Adjusting trunion parallel to mitre slot
I picked up a new Incra mitre fence and as part of calibrating it I am checking my contractor saw allignments. I put a dial indicator on the arbor and there is almost no runout. I’m now doing the measurement of the same tooth at the front and back of the blade to check distance form the mitre slot, but, I have a question. This may be in the overkill anal category. Before I started this adjustment I put the dial indocator on the blade and started the saw (curious about what it would show). I was very careful to make sure everything was locked down and very stable so that there were no accidents. When I did that, the variation in the indcator was pretty extreme, about an overall swing of about 0.011, with 0.003 on one side of zero and 0.008 on the other. I’ve never read of anyone makng this measurement and I’m wondering if it is at all valid and should I worry about it. My concern is that if it is a problem, then adjusting the trunion doesn’t really help anything because of the overall slop in the blade travel.
George
Replies
Never thought of doing this, or heard of it being done, but I suspect that the smallest surface imperfection in the blade could cause the indicator to bounce. The return spring is not very strong, and not designed for high speed work. Did you notice if the larger vairation was on extension or retraction of the plunger? If it is on retraction, in other words, as the plunger is being pushed in, that would sorta confirm my theory. I would think the readings would be more accurate if you were turning the blade slowly by hand. And you would have to turn it by pulling on the belt or turning the motor pulley, with nothing but the indicator touching the blade, esp. not your hand, as that could deflect the blade.

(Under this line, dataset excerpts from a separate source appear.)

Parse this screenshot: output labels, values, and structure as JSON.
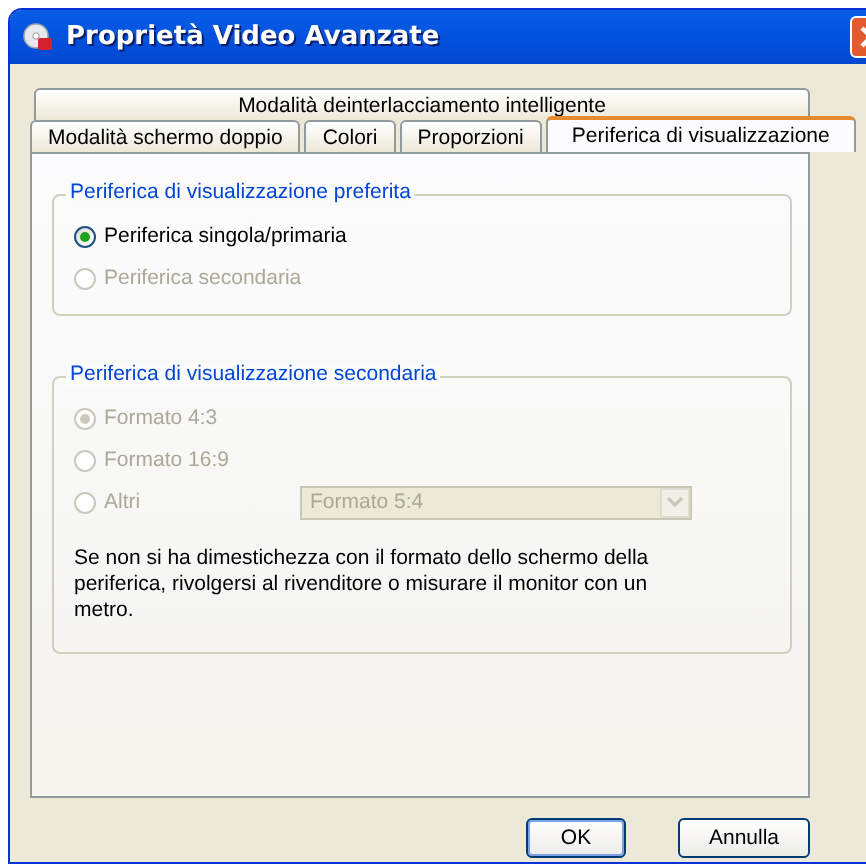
{
  "window": {
    "title": "Proprietà Video Avanzate"
  },
  "tab_rows": [
    [
      {
        "label": "Modalità deinterlacciamento intelligente",
        "selected": false
      }
    ],
    [
      {
        "label": "Modalità schermo doppio",
        "selected": false
      },
      {
        "label": "Colori",
        "selected": false
      },
      {
        "label": "Proporzioni",
        "selected": false
      },
      {
        "label": "Periferica di visualizzazione",
        "selected": true
      }
    ]
  ],
  "groups": [
    {
      "title": "Periferica di visualizzazione preferita",
      "options": [
        {
          "label": "Periferica singola/primaria",
          "selected": true,
          "disabled": false
        },
        {
          "label": "Periferica secondaria",
          "selected": false,
          "disabled": true
        }
      ]
    },
    {
      "title": "Periferica di visualizzazione secondaria",
      "options": [
        {
          "label": "Formato 4:3",
          "selected": true,
          "disabled": true
        },
        {
          "label": "Formato 16:9",
          "selected": false,
          "disabled": true
        },
        {
          "label": "Altri",
          "selected": false,
          "disabled": true,
          "dropdown": {
            "value": "Formato 5:4",
            "disabled": true
          }
        }
      ],
      "note": "Se non si ha dimestichezza con il formato dello schermo della periferica, rivolgersi al rivenditore o misurare il monitor con un metro."
    }
  ],
  "buttons": [
    {
      "label": "OK",
      "default": true
    },
    {
      "label": "Annulla",
      "default": false
    }
  ]
}
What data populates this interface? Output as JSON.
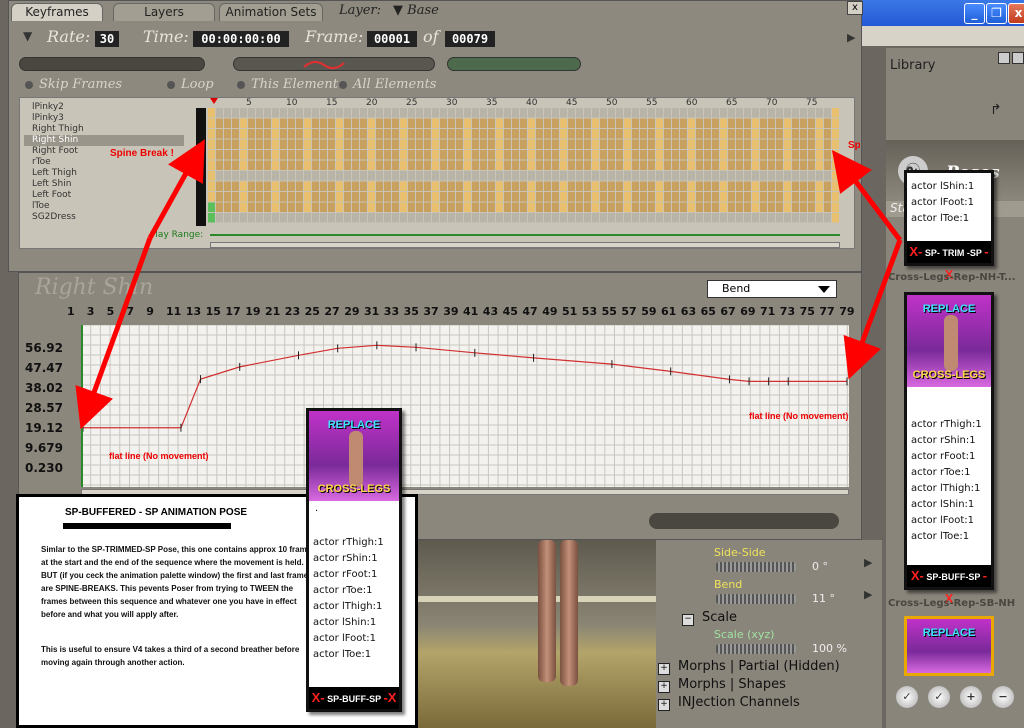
{
  "window": {
    "close": "x",
    "restore": "❐",
    "minimize": "_"
  },
  "tabs": [
    "Keyframes",
    "Layers",
    "Animation Sets"
  ],
  "layer": {
    "label": "Layer:",
    "value": "Base"
  },
  "transport": {
    "rate_label": "Rate:",
    "rate": "30",
    "time_label": "Time:",
    "time": "00:00:00:00",
    "frame_label": "Frame:",
    "frame": "00001",
    "of_label": "of",
    "total": "00079"
  },
  "options": {
    "skip": "Skip Frames",
    "loop": "Loop",
    "this": "This Element",
    "all": "All Elements"
  },
  "actors": [
    "lPinky2",
    "lPinky3",
    "Right Thigh",
    "Right Shin",
    "Right Foot",
    "rToe",
    "Left Thigh",
    "Left Shin",
    "Left Foot",
    "lToe",
    "SG2Dress"
  ],
  "selected_actor": "Right Shin",
  "ruler": [
    "5",
    "10",
    "15",
    "20",
    "25",
    "30",
    "35",
    "40",
    "45",
    "50",
    "55",
    "60",
    "65",
    "70",
    "75"
  ],
  "annotations": {
    "spine_left": "Spine Break !",
    "spine_right": "Spine Break !",
    "play_range": "Play Range:",
    "flat_left": "flat line (No movement)",
    "flat_right": "flat line (No movement)"
  },
  "graph": {
    "title": "Right Shin",
    "param": "Bend",
    "y_ticks": [
      "56.92",
      "47.47",
      "38.02",
      "28.57",
      "19.12",
      "9.679",
      "0.230"
    ],
    "x_ticks": [
      "1",
      "3",
      "5",
      "7",
      "9",
      "11",
      "13",
      "15",
      "17",
      "19",
      "21",
      "23",
      "25",
      "27",
      "29",
      "31",
      "33",
      "35",
      "37",
      "39",
      "41",
      "43",
      "45",
      "47",
      "49",
      "51",
      "53",
      "55",
      "57",
      "59",
      "61",
      "63",
      "65",
      "67",
      "69",
      "71",
      "73",
      "75",
      "77",
      "79"
    ]
  },
  "desc": {
    "title": "SP-BUFFERED - SP ANIMATION POSE",
    "p1": "Simlar to the SP-TRIMMED-SP Pose, this one contains approx 10 frames at the start and the end of the sequence where the movement is held. BUT (if you ceck the animation palette window) the first and last frames are SPINE-BREAKS. This pevents Poser from trying to TWEEN the frames between this sequence and whatever one you have in effect before and what you will apply after.",
    "p2": "This is useful to ensure V4 takes a third of a second breather before moving again through another action."
  },
  "card_center": {
    "replace": "REPLACE",
    "cross": "CROSS-LEGS",
    "dot": ".",
    "lines": [
      "actor rThigh:1",
      "actor rShin:1",
      "actor rFoot:1",
      "actor rToe:1",
      "actor lThigh:1",
      "actor lShin:1",
      "actor lFoot:1",
      "actor lToe:1"
    ],
    "tag": "SP-BUFF-SP"
  },
  "params": {
    "side": "Side-Side",
    "side_val": "0 °",
    "bend": "Bend",
    "bend_val": "11 °",
    "scale_hdr": "Scale",
    "scale": "Scale (xyz)",
    "scale_val": "100 %",
    "groups": [
      "Morphs | Partial (Hidden)",
      "Morphs | Shapes",
      "INJection Channels"
    ]
  },
  "library": {
    "title": "Library",
    "poses": "Poses",
    "category": "Standing",
    "card1": {
      "lines": [
        "actor lShin:1",
        "actor lFoot:1",
        "actor lToe:1"
      ],
      "tag": "SP- TRIM -SP",
      "cap": "Cross-Legs-Rep-NH-T..."
    },
    "card2": {
      "replace": "REPLACE",
      "cross": "CROSS-LEGS",
      "lines": [
        "actor rThigh:1",
        "actor rShin:1",
        "actor rFoot:1",
        "actor rToe:1",
        "actor lThigh:1",
        "actor lShin:1",
        "actor lFoot:1",
        "actor lToe:1"
      ],
      "tag": "SP-BUFF-SP",
      "cap": "Cross-Legs-Rep-SB-NH"
    },
    "card3": {
      "replace": "REPLACE"
    }
  },
  "chart_data": {
    "type": "line",
    "x": [
      1,
      11,
      13,
      17,
      23,
      27,
      31,
      35,
      41,
      47,
      55,
      61,
      67,
      69,
      71,
      73,
      79
    ],
    "y": [
      19.1,
      19.1,
      38.5,
      43.4,
      48,
      50.8,
      52,
      51.2,
      49,
      47,
      44.5,
      41.6,
      38.4,
      37.6,
      37.6,
      37.6,
      37.6
    ],
    "ylim": [
      0.23,
      56.92
    ],
    "xlim": [
      1,
      79
    ],
    "ylabel": "Bend"
  }
}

Also, any measurement you do using more than just one marked spot on the blade could be measuring blade runout, even if your arbor is perfectly square to the slot. That is the reason you use that one spot to check with. Even if the blade is warped like a potato chip you are using the same point, so it travels in the same plane all the way around, given 0 arbor runout.
George,
I doubt your indications are valid but your concern is. I suspect the point of your indicator was bouncing. You can check for arbor run out by setting the indicator on a marked a spot on the blade and manually moving it to a different location. Unplug the saw, raise the blade as high as you can, mark a spot on the outer portion of the blade near the table at the back and put the point of the indicator there. Move the blade to where the marked point is at the front then see how much variation you get. The quality of saw blade plates vary and one plate is likely to wobble more than another. Some are just stamped out and others are precision ground for flatness. Having a flat saw plate is pretty important when trying to align the saw.
Even the smoothest running saws vibrate. Your dial indicator test isn't telling you anything but that.
This is an odd way to check a running saw.
If you want to check how much wobble there is in the saw, rip a groove half way through the thickness of a piece of mdf and check the width of the groove against the width of the saw blade.
Higher quality saw blades are not just stamped or stamped and ground. They are tensioned by hammering the inner area of the blade to expand the metal so that the metal is in tension close to the arbor and in compression at the perimeter. The internal stress is relieved by centrifugal force when the blade turns, and it spins truer.
A contractor saw most likely has standard (ABEC 1) bearings in it, and these chatter. They chatter differently running free and running under load. It's not a machine tool, but then it doesn't need to be to do nice work for you. If it is doing nice work, write down what numbers are for diagnostic reference in the future.